Here's a request for a recipe with a great musical connection. I was speaking to my next door neighbor this afternoon, and it seems he's looking for a specific recipe for Parker House rolls. It was on the back of the box of Burrus Mills flour back when he was a boy. (He's retired now). Here's a little history of the ties between Burrus Mills and music:
From http://www.tsl.state.tx.us/treasures/characters/pappy.html
W. Lee O'Daniel served as Texas governor and United States senator. Born in 1890 in Ohio, O'Daniel came to Texas at age 29 as a sales manager for Burrus Mills, a flour-milling company in Fort Worth. In 1928, O'Daniel took over the company's radio advertising and started a country music program to promote the flour. O'Daniel hosted the show and organized a band called the Light Crust Doughboys. Many of the musicians who made Western Swing famous, including Bob Wills, got their start in O'Daniel's band. In 1935 he organized his own flour company to make "Hillbilly Flour" and began to call his band the Hillbilly Boys. The slogan, "Pass the biscuits, Pappy," made O'Daniel a household name throughout Texas.

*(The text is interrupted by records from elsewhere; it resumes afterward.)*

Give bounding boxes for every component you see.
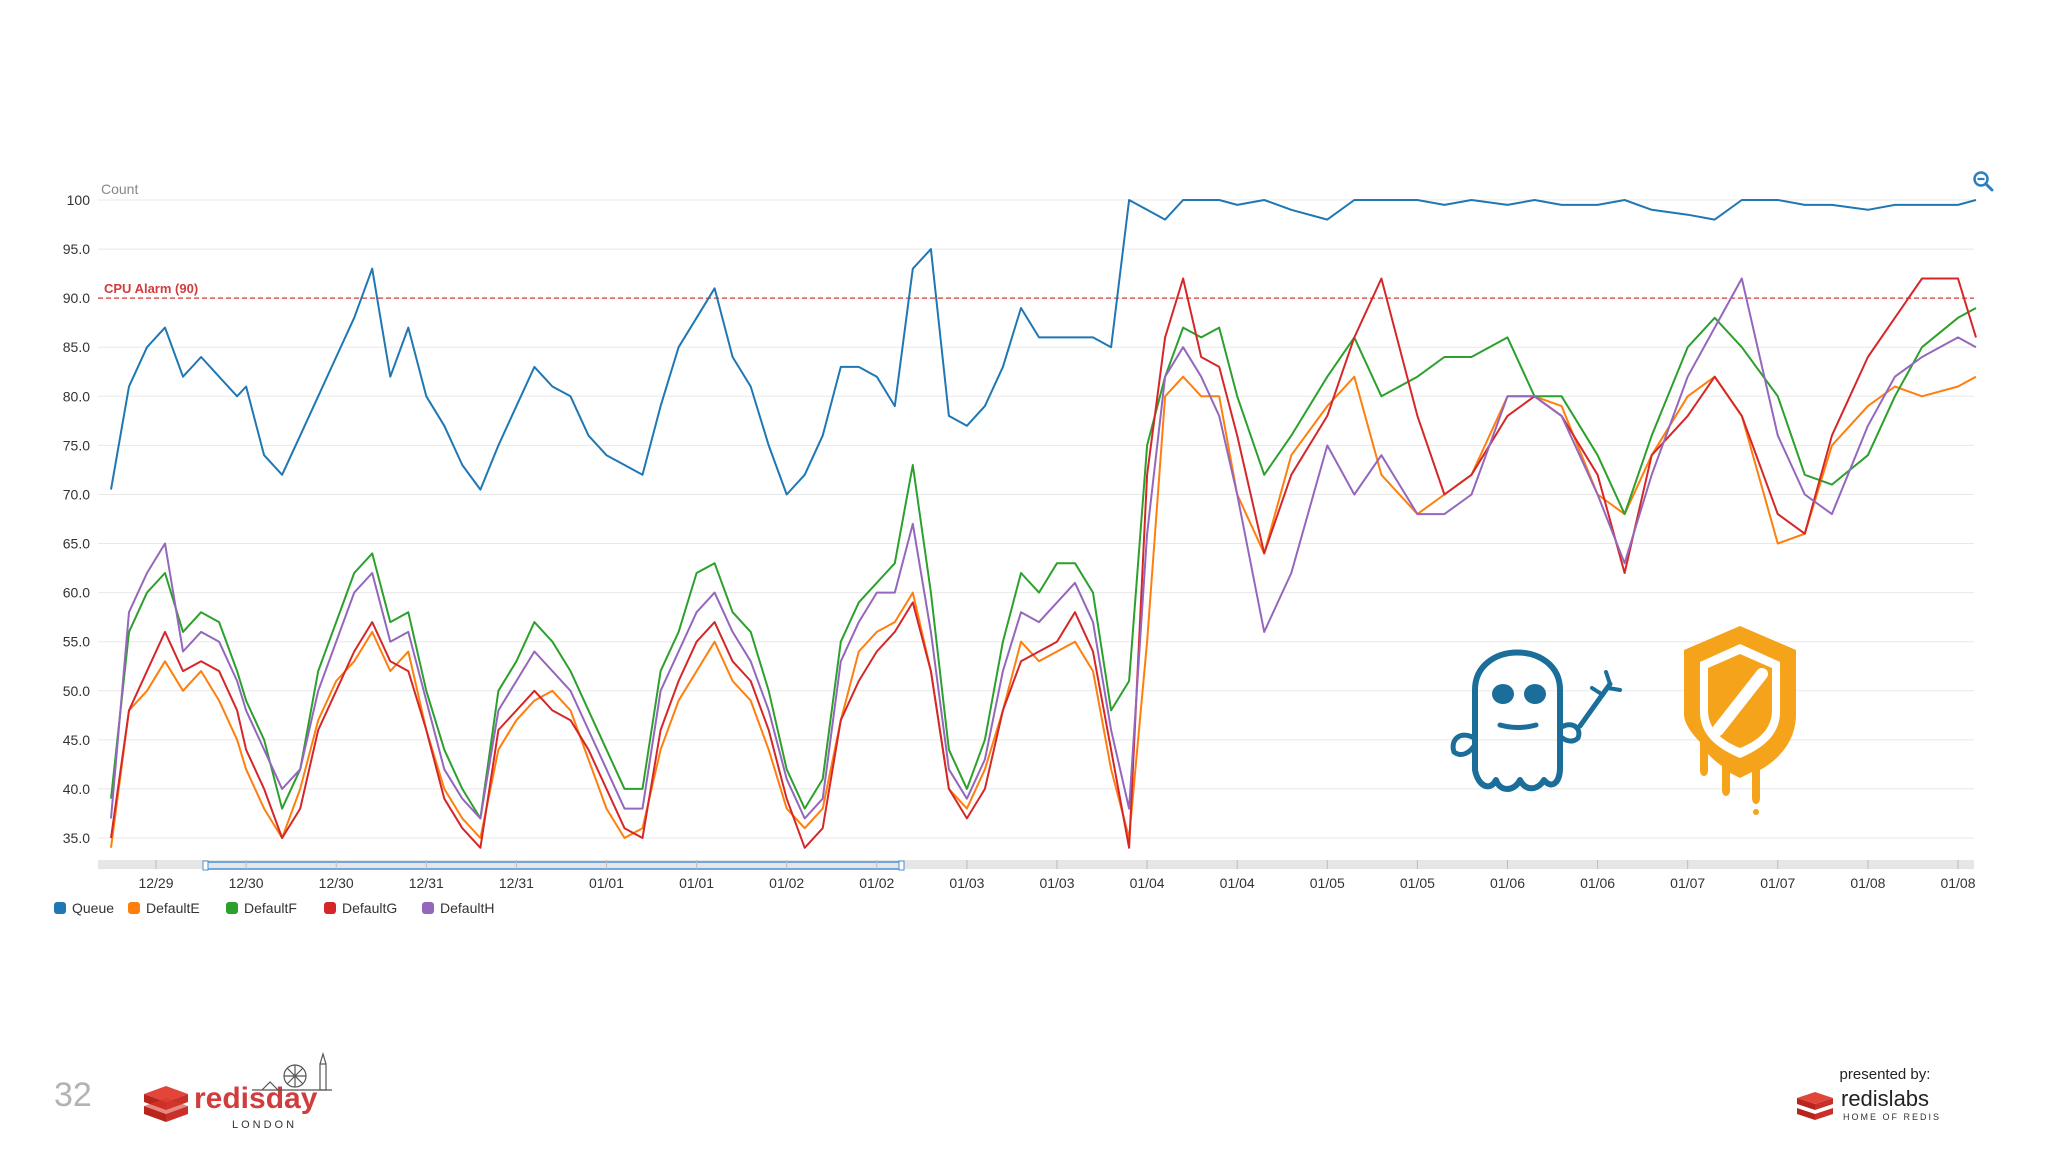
- redislabs-text: redislabs: [1841, 1086, 1929, 1111]
- x-tick-label: 01/07: [1760, 875, 1795, 891]
- y-tick-label: 70.0: [63, 486, 90, 502]
- x-tick-label: 01/07: [1670, 875, 1705, 891]
- legend-label: DefaultE: [146, 900, 200, 916]
- series-line-defaulth: [110, 277, 1977, 820]
- legend-item-defaulte[interactable]: DefaultE: [128, 900, 200, 916]
- legend-item-queue[interactable]: Queue: [54, 900, 114, 916]
- x-tick-label: 01/03: [1039, 875, 1074, 891]
- redisday-london-logo: redisday LONDON: [144, 1051, 332, 1131]
- home-of-redis-text: HOME OF REDIS: [1843, 1112, 1941, 1122]
- range-handle-left[interactable]: [202, 860, 209, 871]
- x-axis-scroll-track: [98, 860, 1974, 869]
- x-tick-label: 01/08: [1940, 875, 1975, 891]
- y-tick-label: 40.0: [63, 781, 90, 797]
- legend-swatch: [226, 902, 238, 914]
- y-tick-label: 95.0: [63, 241, 90, 257]
- x-axis-ticks: 12/29 12/30 12/30 12/31 12/31 01/01 01/01 01/02…: [138, 860, 1976, 891]
- legend-item-defaulth[interactable]: DefaultH: [422, 900, 494, 916]
- x-tick-label: 12/30: [229, 875, 264, 891]
- y-tick-label: 60.0: [63, 585, 90, 601]
- x-tick-label: 01/04: [1220, 875, 1255, 891]
- x-tick-label: 01/05: [1310, 875, 1345, 891]
- legend-label: DefaultF: [244, 900, 297, 916]
- x-tick-label: 01/05: [1400, 875, 1435, 891]
- spectre-ghost-logo: [1450, 649, 1622, 792]
- x-tick-label: 01/01: [679, 875, 714, 891]
- redislabs-logo: redislabs HOME OF REDIS: [1797, 1086, 1941, 1122]
- series-line-queue: [110, 199, 1977, 496]
- x-tick-label: 01/04: [1130, 875, 1165, 891]
- x-tick-label: 01/06: [1580, 875, 1615, 891]
- y-tick-label: 85.0: [63, 339, 90, 355]
- y-tick-label: 65.0: [63, 536, 90, 552]
- legend-label: DefaultG: [342, 900, 397, 916]
- y-tick-label: 35.0: [63, 830, 90, 846]
- y-axis-ticks: 100 95.0 90.0 85.0 80.0 75.0 70.0 65.0 60.0 55.0 5…: [63, 192, 90, 846]
- london-text: LONDON: [232, 1119, 297, 1131]
- legend-label: Queue: [72, 900, 114, 916]
- gridlines: [98, 199, 1974, 839]
- presented-by-label: presented by:: [1839, 1066, 1931, 1083]
- x-tick-label: 12/31: [409, 875, 444, 891]
- redis-cube-icon: [144, 1086, 188, 1122]
- x-tick-label: 01/02: [859, 875, 894, 891]
- slide-number: 32: [54, 1076, 92, 1114]
- y-tick-label: 45.0: [63, 732, 90, 748]
- legend-label: DefaultH: [440, 900, 494, 916]
- x-tick-label: 12/29: [138, 875, 173, 891]
- meltdown-shield-logo: [1684, 626, 1796, 815]
- x-tick-label: 12/31: [499, 875, 534, 891]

From http://www.main.org/tfr/cg_western_swing.html
The radio also provided a venue to develop and popularize western swing. Bob Wills, a fiddle player, and Milton Brown, a vocalist, began to perform together on the radio in Dallas in 1930. Accompanied by guitar, banjo, and a second fiddle, they formed a band called The Light Crust Doughboys, named after their sponsor Burrus Mills Flour. They performed on the radio daily, doing a mixture of traditional fiddle tunes and popular jazz tunes. By 1932, the Doughboys could be heard all over the state of Texas as well as in Oklahoma, but were subject to the rigid control of Burrus Mills' manager and future Texas governor, W. "Pappy" Lee O'Daniel, Milton Brown and his brother, Derwood, left Burrus Mills in 1932 and formed what is known as the first western swing band, Milton Brown and His Musical Brownies. With the standard string band (guitar, fiddle, banjo, and bass) at its core, Brown hired jazz pianist Fred "Papa" Calhoun, a second fiddle, and finally electric steel guitar. Milton Brown and his Musical Brownies were essentially a string band, but they played hot jazz and popular songs, incorporating improvisation into the solos and singing in a popular crooning, rather than country, style. The Brownies were the first swing band to incorporate the tradition of twin fiddling into their music; that is, one fiddle playing lead and the other playing a tight harmony. Milton Brown tragically died in a car accident in 1936. Until that day, Milton Brown and the Musical Brownies were the most popular swing band in Texas. It was after Milton's death that Bob Wills became the all time king of western swing.
Bob Wills left Burrus Mills and The Light Crust Doughboys soon after Milton Brown. He formed a band much like the Brownies known as the Texas Playboys.
Burrus Mills had a distinctive box (but I don't have an image available), with this recipe on the back. But Cecil hasn't been able to get his hands on one of the old boxes to get the recipe. Even tried Ebay, he said. Closest he came was when someone used the front of an old box in some sort of shadow-box framed art.
Anyone out there maybe have the box, or have torn off and kept or copied the recipe?